Pubblicità. Sì all’imposta per la scritta sul muro
L’imposta sulla pubblicità è dovuta, se la denominazione sociale è riportata a grandi caratteri sulla facciata dell’immobile costituente sede dell’azienda.
Con la sentenza n. 2151/66/15 la Commissione Tributaria Regionale della Lombardia (Sez. Staccata di Brescia) ha ritenuto legittimo un avviso di accertamento per il recupero a tassazione dell’imposta comunale sulla pubblicità in relazione alle scritte apposte sui muri perimetrali della sede principale della società contribuente che riportavano la sua denominazione e il logo.
A detta della contribuente, la pretesa era infondata perché le scritte in questione non rappresentavano alcun messaggio pubblicitario, atteso che raffiguravano solamente il logo aziendale e la denominazione sociale, senza integrare i requisiti di cui all’art. 5 D.Lgs. n. 507/93. Di diverso avviso il concessionario della riscossione che si è visto dare ragione dalla CTR di Brescia.

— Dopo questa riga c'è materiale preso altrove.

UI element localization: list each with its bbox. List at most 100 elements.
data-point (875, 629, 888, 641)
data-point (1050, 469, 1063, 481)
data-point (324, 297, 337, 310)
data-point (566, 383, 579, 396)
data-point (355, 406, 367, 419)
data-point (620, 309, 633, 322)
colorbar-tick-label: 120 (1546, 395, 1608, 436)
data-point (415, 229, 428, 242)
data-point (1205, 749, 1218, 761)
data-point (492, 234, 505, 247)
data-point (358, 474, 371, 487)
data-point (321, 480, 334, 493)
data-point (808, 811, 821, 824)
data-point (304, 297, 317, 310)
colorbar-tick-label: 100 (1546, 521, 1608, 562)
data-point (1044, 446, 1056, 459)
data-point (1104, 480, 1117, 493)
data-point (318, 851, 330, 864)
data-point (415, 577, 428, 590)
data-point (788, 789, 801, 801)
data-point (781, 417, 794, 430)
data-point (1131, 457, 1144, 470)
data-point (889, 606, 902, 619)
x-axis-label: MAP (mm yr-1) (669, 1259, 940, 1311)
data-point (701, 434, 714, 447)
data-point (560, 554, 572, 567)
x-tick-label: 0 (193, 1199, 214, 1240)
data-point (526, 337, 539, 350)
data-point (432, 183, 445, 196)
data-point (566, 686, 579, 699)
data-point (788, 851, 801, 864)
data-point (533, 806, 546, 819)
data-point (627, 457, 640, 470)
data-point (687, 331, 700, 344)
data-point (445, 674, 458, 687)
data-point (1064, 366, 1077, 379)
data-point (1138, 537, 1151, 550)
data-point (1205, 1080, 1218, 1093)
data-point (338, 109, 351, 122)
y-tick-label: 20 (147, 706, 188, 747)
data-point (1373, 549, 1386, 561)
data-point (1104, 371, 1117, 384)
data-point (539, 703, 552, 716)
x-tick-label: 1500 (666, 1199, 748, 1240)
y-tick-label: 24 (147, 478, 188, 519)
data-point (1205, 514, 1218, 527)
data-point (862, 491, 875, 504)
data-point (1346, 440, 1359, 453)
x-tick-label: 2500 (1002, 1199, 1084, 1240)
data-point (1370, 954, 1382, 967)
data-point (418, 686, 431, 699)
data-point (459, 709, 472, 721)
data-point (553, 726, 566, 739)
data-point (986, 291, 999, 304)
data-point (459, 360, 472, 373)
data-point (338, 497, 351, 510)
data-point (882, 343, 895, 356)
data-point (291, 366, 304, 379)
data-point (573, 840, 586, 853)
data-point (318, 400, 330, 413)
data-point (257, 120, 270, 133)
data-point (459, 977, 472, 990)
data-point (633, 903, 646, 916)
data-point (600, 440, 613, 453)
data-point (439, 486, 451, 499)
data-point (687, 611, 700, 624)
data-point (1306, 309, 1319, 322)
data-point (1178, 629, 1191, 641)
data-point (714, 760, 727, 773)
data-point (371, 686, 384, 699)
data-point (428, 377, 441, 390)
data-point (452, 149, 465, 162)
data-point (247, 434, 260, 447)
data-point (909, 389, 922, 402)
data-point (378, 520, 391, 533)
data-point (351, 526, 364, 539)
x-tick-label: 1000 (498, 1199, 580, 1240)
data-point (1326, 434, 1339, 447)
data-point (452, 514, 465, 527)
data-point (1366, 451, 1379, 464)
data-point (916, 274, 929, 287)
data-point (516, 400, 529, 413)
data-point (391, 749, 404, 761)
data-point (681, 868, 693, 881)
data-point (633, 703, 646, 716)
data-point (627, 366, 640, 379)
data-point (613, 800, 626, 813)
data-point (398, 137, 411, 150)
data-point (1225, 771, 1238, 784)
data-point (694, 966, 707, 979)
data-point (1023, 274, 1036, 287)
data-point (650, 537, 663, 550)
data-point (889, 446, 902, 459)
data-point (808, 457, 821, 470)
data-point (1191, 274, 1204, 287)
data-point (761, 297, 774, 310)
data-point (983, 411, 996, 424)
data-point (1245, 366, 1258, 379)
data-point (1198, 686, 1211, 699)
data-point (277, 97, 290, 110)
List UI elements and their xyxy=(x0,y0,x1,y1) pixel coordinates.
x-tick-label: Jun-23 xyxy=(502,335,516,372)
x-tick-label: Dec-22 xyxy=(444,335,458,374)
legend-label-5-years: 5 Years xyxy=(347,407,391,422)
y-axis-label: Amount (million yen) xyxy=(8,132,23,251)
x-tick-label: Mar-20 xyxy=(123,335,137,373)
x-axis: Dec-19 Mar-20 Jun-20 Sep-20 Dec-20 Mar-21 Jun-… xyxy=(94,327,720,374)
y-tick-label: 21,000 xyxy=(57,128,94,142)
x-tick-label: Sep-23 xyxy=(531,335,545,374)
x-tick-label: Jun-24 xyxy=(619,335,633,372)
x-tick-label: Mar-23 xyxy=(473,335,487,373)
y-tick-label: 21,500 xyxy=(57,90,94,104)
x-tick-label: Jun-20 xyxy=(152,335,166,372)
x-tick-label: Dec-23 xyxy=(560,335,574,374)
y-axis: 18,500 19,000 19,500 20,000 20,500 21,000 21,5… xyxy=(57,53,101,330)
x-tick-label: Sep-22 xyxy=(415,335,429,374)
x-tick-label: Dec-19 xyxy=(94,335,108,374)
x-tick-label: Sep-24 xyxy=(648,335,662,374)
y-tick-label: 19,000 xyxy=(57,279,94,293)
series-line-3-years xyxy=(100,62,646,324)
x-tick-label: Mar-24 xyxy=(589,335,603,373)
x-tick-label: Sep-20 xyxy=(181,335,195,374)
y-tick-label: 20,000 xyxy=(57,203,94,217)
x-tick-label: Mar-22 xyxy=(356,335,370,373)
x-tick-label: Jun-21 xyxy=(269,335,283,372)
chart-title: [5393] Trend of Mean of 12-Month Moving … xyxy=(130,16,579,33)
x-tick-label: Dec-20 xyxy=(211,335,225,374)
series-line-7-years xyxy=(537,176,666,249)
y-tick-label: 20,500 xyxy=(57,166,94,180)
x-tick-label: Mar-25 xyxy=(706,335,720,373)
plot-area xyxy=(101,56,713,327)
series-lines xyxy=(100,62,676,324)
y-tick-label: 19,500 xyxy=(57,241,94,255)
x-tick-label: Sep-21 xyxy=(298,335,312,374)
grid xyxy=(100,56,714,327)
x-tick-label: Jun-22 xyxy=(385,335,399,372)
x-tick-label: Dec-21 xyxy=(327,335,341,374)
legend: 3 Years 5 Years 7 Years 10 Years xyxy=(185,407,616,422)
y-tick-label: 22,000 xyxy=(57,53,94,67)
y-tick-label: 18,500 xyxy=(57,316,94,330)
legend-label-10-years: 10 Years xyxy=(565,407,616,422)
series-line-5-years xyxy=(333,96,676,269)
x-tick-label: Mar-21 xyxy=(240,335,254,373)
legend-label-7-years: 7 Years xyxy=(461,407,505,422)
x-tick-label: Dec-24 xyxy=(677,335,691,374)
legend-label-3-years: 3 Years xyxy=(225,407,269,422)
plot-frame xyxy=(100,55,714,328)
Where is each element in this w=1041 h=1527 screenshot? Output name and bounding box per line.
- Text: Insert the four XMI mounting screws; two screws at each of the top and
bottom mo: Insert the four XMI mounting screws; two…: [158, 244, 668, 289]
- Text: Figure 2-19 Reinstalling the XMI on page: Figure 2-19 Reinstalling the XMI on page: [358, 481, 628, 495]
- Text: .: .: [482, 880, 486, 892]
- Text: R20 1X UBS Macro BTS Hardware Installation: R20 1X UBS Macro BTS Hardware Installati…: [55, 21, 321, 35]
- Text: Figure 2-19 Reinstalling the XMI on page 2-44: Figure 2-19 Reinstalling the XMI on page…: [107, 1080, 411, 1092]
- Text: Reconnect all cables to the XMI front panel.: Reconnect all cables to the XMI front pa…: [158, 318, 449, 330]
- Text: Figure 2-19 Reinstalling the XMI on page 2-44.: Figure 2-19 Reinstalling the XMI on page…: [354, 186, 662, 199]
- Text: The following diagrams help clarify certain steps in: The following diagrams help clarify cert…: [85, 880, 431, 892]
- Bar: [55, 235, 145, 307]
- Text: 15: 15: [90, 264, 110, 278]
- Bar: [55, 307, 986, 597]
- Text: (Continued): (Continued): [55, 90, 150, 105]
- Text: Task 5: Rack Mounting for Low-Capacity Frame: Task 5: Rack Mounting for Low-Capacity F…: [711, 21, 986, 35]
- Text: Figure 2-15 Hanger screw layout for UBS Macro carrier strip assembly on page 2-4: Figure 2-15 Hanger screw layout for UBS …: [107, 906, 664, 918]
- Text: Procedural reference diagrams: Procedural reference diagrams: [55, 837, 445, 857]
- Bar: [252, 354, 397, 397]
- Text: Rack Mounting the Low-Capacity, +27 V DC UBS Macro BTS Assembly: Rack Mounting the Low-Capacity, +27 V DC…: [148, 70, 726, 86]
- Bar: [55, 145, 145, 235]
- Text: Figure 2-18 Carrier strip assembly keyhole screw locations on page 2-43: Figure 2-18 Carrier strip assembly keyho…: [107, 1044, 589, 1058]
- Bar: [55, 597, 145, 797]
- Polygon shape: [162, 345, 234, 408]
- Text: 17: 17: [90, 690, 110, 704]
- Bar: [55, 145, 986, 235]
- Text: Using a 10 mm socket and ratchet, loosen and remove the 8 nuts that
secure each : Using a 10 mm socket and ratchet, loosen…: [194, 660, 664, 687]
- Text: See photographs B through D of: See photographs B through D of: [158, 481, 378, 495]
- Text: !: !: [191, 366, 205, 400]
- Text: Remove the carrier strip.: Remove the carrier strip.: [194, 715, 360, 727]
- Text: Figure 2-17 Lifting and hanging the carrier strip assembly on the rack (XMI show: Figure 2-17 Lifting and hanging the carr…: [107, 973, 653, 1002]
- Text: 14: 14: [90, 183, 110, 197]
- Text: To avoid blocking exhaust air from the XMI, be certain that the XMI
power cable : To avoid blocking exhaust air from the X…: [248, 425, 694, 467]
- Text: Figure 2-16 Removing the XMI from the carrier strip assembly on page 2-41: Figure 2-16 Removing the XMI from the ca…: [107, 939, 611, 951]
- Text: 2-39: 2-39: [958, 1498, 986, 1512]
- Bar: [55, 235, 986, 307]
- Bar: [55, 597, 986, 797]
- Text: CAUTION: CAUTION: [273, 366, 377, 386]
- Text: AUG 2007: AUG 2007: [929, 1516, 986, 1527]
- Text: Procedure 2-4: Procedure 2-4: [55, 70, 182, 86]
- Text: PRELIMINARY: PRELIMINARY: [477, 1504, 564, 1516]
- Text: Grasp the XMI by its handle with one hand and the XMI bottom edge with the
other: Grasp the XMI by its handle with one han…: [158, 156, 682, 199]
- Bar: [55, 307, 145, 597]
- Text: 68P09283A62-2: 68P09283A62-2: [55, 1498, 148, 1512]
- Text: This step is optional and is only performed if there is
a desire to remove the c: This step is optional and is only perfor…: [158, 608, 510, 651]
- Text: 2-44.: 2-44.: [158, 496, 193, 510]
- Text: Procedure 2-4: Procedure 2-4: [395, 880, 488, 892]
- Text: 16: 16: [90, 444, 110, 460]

Il collegio bresciano ha ricondotto la vertenza nell’alveo della fattispecie della “insegna di esercizio”. Infatti, l’art. 2-bis comma 7 della Legge n. 75 del 2002 definisce “insegna d’esercizio” la scritta di cui all’art. 47 del Regolamento di esecuzione del nuovo Codice della Strada, approvato con il D.P.R. n. 495 del 1992, vale a dire: “la scritta in caratteri alfanumerici, completata eventualmente da simboli o da marchi, realizzata e supportata con materiali di qualsiasi natura, installata nella sede dell’attività a cui si riferisce o nelle pertinenze accessorie alla stessa”, precisando, inoltre, come detta scritta deve avere “la funzione di indicare al pubblico il luogo di svolgimento dell’attività economica”.
L’art. 17, comma 1-bis, del D.Lgs. 507/93 prevede una disciplina a favore delle insegne le cui dimensioni non superino i 5 metri escludendo per le medesime il pagamento dell’imposta sulla pubblicità. Di contro, qualora detto limite dimensionale sia superato, l’imposta è pienamente dovuta; e se, come nel caso di specie, siano state apposte una pluralità di scritte, il calcolo dimensionale va ragguagliato alla superficie complessiva, da ottenersi cumulando le superfici delle varie insegne.
Ad esempio, se l’unica insegna esposta per individuare la sede di svolgimento dell’attività economica ha una superficie di 10 metri quadrati, il titolare del mezzo pubblicitario deve pagare il tributo o il canone commisurandolo a detta superficie. Il suddetto meccanismo di commisurazione della superficie assoggettabile a tributo o a canone trova applicazione anche nel caso in cui siano esposte una pluralità di insegne di esercizio. Ciò si desume dal comma 6 dell’art. 2-bis che dispone espressamente come: “in caso di pluralità di insegne l’esenzione è riconosciuta nei limiti di superficie di cui al comma 1”, cioè per la superficie complessiva non superiore a 5 metri quadrati.
Nel caso di specie, secondo la CTR bresciana, “la scritta (omissis), ripetuta più volte sui muri perimetrali della sede principale della società (omissis) s.p.a., indipendentemente dal tratto grafico che la caratterizza, rappresenta a tutti gli effetti una insegna di esercizio, o per meglio dire una pluralità di insegne di esercizio assoggettate all’imposta sulla pubblicità. Dalla documantazione prodotta in atti si evince, infatti, come le scritte di grandi dimensioni poste sulla facciata della sede aziendale di 568 mqindividuino la sede della società, oltre ad essere esposte in luogo aperto al pubblico e ben percepibili dalla adiacente pubblica via”.
La contribuente, stante l’accoglimento dell’appello del concessionario, è stata condannata al pagamento delle spese del giudizio.